Not that I have a one-track mind or anything, but non-western representations of sexual deviance are very interesting. The following is from a translation of the travel narrative of a 10th-century Arab missionary named Ibn Fadlan:

The Turks count the custom of pederasty as a terrible sin. There once came a man of the inhabitants of Khwarazm to stay with the clan of the Kudarkin, the viceroy of the Turkish king. He stayed with his host for a time to buy sheep. The Turk had a beardless on, and the Khwarazmian sought unceasingly to lead him astray until he got him to consent to his will. In the meantime the Turk came in and caught them in flagrante delicto.
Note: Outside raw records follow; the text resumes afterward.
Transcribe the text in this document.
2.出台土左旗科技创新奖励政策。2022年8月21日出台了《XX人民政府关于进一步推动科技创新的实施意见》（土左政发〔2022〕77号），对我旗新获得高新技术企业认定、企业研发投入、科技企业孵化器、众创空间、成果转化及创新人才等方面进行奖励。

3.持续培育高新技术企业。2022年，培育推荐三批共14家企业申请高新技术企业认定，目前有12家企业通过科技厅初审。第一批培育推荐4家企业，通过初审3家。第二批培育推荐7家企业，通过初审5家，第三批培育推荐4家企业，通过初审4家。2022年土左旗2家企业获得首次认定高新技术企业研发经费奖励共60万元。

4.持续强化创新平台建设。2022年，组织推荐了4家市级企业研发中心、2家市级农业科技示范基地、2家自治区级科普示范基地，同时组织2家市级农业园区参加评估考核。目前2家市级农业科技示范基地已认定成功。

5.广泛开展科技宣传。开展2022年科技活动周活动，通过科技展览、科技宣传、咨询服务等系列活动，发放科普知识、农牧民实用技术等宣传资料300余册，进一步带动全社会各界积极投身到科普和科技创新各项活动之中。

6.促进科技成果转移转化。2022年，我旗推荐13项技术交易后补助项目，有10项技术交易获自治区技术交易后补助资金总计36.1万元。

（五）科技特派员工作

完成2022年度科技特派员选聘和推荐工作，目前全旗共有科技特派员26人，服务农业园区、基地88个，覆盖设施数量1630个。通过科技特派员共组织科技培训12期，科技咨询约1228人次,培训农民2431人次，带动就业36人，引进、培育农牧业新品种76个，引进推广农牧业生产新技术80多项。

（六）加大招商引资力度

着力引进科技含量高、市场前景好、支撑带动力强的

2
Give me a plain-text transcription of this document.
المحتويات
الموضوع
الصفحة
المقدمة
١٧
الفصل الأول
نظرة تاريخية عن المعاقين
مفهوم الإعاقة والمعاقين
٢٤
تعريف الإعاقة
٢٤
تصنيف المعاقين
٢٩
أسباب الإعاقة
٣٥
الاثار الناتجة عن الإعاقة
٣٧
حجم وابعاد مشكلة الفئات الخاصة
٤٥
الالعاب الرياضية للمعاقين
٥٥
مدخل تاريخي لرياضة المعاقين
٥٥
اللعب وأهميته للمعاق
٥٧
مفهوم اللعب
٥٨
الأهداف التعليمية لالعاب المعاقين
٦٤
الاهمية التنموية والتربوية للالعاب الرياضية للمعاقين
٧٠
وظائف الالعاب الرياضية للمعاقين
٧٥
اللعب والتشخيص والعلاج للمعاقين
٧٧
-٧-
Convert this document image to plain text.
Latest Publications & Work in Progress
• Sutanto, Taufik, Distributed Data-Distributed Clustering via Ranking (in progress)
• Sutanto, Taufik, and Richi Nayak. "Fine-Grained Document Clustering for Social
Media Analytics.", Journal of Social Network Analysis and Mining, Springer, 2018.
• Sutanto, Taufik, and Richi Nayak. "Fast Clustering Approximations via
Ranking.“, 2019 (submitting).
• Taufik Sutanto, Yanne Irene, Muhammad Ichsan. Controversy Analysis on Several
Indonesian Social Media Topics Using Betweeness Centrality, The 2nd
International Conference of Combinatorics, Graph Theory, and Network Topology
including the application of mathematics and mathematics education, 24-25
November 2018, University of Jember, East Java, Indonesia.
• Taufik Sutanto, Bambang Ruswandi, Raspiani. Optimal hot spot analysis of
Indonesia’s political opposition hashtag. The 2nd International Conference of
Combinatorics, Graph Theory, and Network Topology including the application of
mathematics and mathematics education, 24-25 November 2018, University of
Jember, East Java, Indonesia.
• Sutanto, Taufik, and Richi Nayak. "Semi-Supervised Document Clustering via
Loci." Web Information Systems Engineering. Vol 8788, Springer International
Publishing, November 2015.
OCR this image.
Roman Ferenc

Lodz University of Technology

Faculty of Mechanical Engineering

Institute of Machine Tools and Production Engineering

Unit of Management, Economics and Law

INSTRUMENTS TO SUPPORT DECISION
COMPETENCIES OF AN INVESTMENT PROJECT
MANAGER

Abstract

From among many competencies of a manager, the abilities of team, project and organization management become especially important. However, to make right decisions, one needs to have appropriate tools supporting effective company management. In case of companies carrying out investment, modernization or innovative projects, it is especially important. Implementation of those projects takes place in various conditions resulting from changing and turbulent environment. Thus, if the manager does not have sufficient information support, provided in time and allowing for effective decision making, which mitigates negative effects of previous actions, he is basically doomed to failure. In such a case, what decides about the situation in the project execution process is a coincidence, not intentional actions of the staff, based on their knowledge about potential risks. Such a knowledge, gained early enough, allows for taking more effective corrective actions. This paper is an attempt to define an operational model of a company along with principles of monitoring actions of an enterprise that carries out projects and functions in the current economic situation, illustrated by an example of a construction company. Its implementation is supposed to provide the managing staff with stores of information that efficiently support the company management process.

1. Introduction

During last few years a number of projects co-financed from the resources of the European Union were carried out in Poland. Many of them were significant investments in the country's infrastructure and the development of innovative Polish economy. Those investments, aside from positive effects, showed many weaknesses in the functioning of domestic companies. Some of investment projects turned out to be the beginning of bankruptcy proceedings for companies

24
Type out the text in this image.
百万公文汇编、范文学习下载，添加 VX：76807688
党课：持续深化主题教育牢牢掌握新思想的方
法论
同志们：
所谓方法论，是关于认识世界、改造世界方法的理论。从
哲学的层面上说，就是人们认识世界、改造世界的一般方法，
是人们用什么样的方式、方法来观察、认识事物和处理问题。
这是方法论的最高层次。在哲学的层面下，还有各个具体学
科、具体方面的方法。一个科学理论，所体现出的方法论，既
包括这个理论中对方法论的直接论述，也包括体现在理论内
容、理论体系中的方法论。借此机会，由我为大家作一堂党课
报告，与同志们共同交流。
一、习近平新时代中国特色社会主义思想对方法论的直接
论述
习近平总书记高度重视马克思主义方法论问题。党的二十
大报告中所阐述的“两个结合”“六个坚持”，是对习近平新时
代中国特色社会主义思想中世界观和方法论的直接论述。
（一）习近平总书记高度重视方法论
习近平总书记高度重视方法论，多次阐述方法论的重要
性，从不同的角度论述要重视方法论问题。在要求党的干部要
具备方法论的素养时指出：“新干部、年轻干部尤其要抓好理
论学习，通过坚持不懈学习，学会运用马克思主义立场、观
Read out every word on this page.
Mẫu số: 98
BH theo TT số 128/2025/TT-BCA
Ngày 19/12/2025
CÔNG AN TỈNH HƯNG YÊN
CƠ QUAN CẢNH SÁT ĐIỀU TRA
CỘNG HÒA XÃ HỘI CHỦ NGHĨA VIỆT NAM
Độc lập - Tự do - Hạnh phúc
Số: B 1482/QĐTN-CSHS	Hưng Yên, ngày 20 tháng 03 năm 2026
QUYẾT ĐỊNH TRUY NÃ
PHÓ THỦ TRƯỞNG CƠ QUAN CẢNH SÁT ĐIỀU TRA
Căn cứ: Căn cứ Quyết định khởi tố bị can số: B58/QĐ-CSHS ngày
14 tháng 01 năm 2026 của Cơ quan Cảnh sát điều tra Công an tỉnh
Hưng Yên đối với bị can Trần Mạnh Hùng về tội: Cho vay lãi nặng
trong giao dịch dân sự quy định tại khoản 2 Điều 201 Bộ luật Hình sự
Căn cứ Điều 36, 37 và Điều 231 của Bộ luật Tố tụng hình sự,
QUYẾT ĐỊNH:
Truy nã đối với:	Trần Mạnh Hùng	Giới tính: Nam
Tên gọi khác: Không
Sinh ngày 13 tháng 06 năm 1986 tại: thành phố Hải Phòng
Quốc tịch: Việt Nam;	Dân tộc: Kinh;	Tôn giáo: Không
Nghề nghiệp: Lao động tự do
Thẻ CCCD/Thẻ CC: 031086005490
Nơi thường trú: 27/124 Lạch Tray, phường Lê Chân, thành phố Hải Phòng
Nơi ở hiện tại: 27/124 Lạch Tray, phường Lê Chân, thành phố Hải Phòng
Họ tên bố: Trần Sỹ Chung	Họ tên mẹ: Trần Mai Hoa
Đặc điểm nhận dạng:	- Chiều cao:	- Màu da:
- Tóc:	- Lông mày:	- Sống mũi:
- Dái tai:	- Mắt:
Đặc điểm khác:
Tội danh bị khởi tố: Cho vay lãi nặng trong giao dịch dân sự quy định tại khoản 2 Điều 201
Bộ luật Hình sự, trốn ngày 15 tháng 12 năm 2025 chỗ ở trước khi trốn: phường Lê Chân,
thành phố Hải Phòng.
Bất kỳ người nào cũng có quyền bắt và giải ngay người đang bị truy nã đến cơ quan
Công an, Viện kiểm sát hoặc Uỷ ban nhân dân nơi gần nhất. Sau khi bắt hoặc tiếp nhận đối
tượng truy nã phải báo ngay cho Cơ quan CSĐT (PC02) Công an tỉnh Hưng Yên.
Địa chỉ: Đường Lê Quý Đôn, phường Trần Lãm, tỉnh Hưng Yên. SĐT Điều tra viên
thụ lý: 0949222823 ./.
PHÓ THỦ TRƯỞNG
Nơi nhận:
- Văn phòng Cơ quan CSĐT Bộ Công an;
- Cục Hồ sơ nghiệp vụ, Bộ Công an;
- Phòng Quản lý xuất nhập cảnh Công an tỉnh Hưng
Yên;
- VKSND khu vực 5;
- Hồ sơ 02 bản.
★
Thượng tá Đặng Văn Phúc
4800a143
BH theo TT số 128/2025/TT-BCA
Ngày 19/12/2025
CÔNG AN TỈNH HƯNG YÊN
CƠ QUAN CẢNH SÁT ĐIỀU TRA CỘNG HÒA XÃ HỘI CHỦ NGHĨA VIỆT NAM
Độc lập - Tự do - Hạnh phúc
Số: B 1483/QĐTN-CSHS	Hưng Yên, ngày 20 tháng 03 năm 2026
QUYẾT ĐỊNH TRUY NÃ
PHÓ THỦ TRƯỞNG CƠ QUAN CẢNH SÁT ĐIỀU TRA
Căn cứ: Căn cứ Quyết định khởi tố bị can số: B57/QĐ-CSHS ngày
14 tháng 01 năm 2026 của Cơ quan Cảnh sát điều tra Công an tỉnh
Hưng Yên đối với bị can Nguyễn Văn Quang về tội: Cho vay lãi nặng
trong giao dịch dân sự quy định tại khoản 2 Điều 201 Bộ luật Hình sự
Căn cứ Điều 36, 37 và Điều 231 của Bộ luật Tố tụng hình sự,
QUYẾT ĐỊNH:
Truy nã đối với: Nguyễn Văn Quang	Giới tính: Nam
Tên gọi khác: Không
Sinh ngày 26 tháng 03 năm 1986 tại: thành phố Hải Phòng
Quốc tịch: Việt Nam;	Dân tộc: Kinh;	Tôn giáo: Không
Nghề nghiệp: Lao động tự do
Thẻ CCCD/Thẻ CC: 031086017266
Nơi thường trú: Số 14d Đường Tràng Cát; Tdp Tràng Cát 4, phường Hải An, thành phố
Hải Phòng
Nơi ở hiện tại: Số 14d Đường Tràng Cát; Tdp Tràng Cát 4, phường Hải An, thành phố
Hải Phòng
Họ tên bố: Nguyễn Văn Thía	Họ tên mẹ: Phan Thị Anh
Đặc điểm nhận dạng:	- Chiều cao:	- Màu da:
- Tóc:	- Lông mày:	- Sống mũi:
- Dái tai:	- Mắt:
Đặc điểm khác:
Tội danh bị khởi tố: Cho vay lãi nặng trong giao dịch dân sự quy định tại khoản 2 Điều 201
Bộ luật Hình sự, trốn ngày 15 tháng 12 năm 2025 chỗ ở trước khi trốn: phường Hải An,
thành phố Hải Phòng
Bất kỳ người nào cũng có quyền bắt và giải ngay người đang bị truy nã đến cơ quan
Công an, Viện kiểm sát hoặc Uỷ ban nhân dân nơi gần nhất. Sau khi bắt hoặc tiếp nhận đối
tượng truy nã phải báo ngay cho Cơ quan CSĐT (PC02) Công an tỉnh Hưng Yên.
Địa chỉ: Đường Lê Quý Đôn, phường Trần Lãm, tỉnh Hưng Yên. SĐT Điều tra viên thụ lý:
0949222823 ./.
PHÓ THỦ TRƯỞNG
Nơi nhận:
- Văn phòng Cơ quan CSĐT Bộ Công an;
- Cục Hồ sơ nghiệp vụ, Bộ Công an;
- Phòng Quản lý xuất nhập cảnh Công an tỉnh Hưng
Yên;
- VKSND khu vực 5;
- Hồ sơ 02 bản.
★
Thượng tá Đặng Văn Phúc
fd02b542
Then the Turk brought up the matter before the Kudarkin and said to him: “Assemble the Turks.” The Kudarkin assembled them; once they had gathered he said to the Turk: “Does thou wish that I pass a just or unjust sentence?” The Turk said: “According to justice.” He said: “Bring thy son here.” He brought him. He said: “The verdict is he and the merchant should be killed together.” The Turk was appalled because of this and said: “I will not ive up my son.” Thereupon the Kudarkin said: “Then the merchant may ransom himself.” He did it and paid the Turk for what he had done to his son with sheep and presented the Kudarkin with 400 sheep because he had saved him, and left the land of the Turks.

I don’t know whether I’m reading too much into this anecdote, but it seems interesting that Ibn Fadlan starts it by specifying that the Turks regard pederasty as a sin. It seems to suggest that the practice is not regarded as harshly in the Arab world, which is interesting. I mean, decadent Ottoman Empire, yes, but 10th-century Iraq is rather a different world. It would be interesting to know more about Ibn Fadlan’s society and to what exactly he’s comparing the Turkish value system.